Exclusive: SoFi nears deal to go public with SPAC backed by venture investor Palihapitiya -sources

(Reuters) – Online lending startup Social Finance Inc (SoFi) is nearing a deal to go public through a merger with Social Capital Hedosophia Holdings Corp V, a blank-check acquisition company led by venture capital investor Chamath Palihapitiya, people familiar with the matter said on Thursday.

FILE PHOTO: Chamath Palihapitiya, Founder and CEO of Social Capital, presents during the 2018 Sohn Investment Conference in New York City, U.S., April 23, 2018. REUTERS/Brendan McDermid/File Photo

The deal would value SoFi at more than $6 billion and could be announced in the coming days, the sources said, cautioning that the talks could still collapse and the terms could be changed.

The sources requested anonymity because the negotiations are confidential.
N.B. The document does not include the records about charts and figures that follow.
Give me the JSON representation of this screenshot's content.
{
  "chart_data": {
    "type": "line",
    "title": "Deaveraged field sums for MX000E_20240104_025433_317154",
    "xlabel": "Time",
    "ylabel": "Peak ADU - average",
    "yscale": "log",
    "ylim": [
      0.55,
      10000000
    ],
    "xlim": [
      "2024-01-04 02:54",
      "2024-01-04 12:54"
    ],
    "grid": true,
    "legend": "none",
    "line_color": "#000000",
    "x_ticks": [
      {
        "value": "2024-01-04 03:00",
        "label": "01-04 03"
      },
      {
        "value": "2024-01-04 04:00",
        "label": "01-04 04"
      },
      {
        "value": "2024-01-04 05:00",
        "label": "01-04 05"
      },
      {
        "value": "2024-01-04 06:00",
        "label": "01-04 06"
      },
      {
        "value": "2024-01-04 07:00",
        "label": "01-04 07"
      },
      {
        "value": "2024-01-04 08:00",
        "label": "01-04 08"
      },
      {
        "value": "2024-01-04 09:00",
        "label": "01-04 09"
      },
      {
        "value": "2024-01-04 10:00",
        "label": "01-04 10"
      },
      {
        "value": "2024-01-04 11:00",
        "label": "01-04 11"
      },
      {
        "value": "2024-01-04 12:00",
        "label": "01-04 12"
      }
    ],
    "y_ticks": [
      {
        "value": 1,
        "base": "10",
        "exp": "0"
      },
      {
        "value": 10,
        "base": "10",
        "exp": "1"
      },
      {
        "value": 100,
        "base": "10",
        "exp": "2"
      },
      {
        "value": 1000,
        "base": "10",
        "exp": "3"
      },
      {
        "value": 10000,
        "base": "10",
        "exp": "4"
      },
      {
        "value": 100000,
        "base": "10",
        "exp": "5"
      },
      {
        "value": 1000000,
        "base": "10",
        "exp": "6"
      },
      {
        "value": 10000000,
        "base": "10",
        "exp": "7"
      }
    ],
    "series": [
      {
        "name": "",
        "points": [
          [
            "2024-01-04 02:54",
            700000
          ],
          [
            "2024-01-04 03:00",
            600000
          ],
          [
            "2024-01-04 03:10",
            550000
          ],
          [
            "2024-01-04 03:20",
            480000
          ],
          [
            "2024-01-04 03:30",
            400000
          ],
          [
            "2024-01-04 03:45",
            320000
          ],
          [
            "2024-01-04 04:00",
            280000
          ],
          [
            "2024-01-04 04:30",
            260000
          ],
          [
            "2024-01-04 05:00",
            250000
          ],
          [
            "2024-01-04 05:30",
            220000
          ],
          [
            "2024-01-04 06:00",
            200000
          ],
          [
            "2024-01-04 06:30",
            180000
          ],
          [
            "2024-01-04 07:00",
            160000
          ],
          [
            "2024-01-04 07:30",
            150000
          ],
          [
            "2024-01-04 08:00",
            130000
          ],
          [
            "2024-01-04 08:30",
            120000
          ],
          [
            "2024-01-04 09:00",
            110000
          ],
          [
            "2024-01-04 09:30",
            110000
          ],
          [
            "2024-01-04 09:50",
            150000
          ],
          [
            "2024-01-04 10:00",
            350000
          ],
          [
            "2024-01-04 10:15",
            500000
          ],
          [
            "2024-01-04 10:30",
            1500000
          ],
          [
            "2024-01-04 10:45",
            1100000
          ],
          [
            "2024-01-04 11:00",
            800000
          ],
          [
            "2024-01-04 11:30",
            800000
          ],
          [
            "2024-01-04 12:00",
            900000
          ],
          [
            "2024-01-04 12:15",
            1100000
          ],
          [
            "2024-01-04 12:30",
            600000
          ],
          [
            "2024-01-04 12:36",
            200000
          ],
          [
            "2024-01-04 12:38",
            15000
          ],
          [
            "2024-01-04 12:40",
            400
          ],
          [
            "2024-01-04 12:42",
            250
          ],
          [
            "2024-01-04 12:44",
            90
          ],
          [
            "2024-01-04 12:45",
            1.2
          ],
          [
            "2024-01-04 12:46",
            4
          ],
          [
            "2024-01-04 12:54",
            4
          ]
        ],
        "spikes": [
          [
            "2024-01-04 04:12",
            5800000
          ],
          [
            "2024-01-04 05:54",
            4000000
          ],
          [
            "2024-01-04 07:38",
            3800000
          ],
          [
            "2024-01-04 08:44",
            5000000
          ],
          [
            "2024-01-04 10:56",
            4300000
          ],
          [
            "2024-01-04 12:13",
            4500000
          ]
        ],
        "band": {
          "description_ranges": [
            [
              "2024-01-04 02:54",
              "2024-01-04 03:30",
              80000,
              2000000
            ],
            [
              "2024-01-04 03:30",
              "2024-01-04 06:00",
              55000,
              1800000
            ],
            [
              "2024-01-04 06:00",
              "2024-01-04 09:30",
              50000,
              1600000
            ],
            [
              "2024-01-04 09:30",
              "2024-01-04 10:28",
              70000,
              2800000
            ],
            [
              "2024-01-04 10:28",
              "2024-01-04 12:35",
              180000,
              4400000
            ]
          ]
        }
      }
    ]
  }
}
SoFi and Social Capital did not immediately respond to requests for comment.

Units of Social Capital Hedosophia Holdings Corp V jumped as much as 47.9% following the report and later pared gains to trade up around 26% at $15.30 apiece at 11:01 a.m. eastern time.

Social Capital Hedosophia V is one of three so-called special purpose acquisition companies (SPACs) backed by U.S. investor Palihapitiya and London-based Ian Osborne that are currently looking for acquisitions.

A SPAC is a shell company that raises money in an initial public offering (IPO) to merge with a privately held company that then becomes publicly traded as a result.

They have emerged as a popular IPO alternative for companies, providing a path to going public with less regulatory scrutiny and more certainty over the valuation that will be attained and funds that will be raised.

Palihapitiya has been one of the most prolific sponsors of SPACs, merging them with a range of companies, from space tourism firm Virgin Galactic Holdings Inc to home-selling platform Opendoor Technologies Inc.

Social Capital Hedosophia V raised around $800 million in an IPO on the New York Stock Exchange in October.

Founded in 2011, San Francisco-based SoFi capitalized on the retrenchment of banks from large swaths of consumer lending in the aftermath of the 2008 financial crisis.

It started with refinancing student loans and expanded into mortgages and personal loans. The company said in October it had received preliminary, conditional approval from the U.S. Office of the Comptroller of the Currency in its application for a national bank charter. The company has also branched out into stock trading and cash management accounts.

Reuters reported in December that SoFi had held discussions with SPACs about a merger.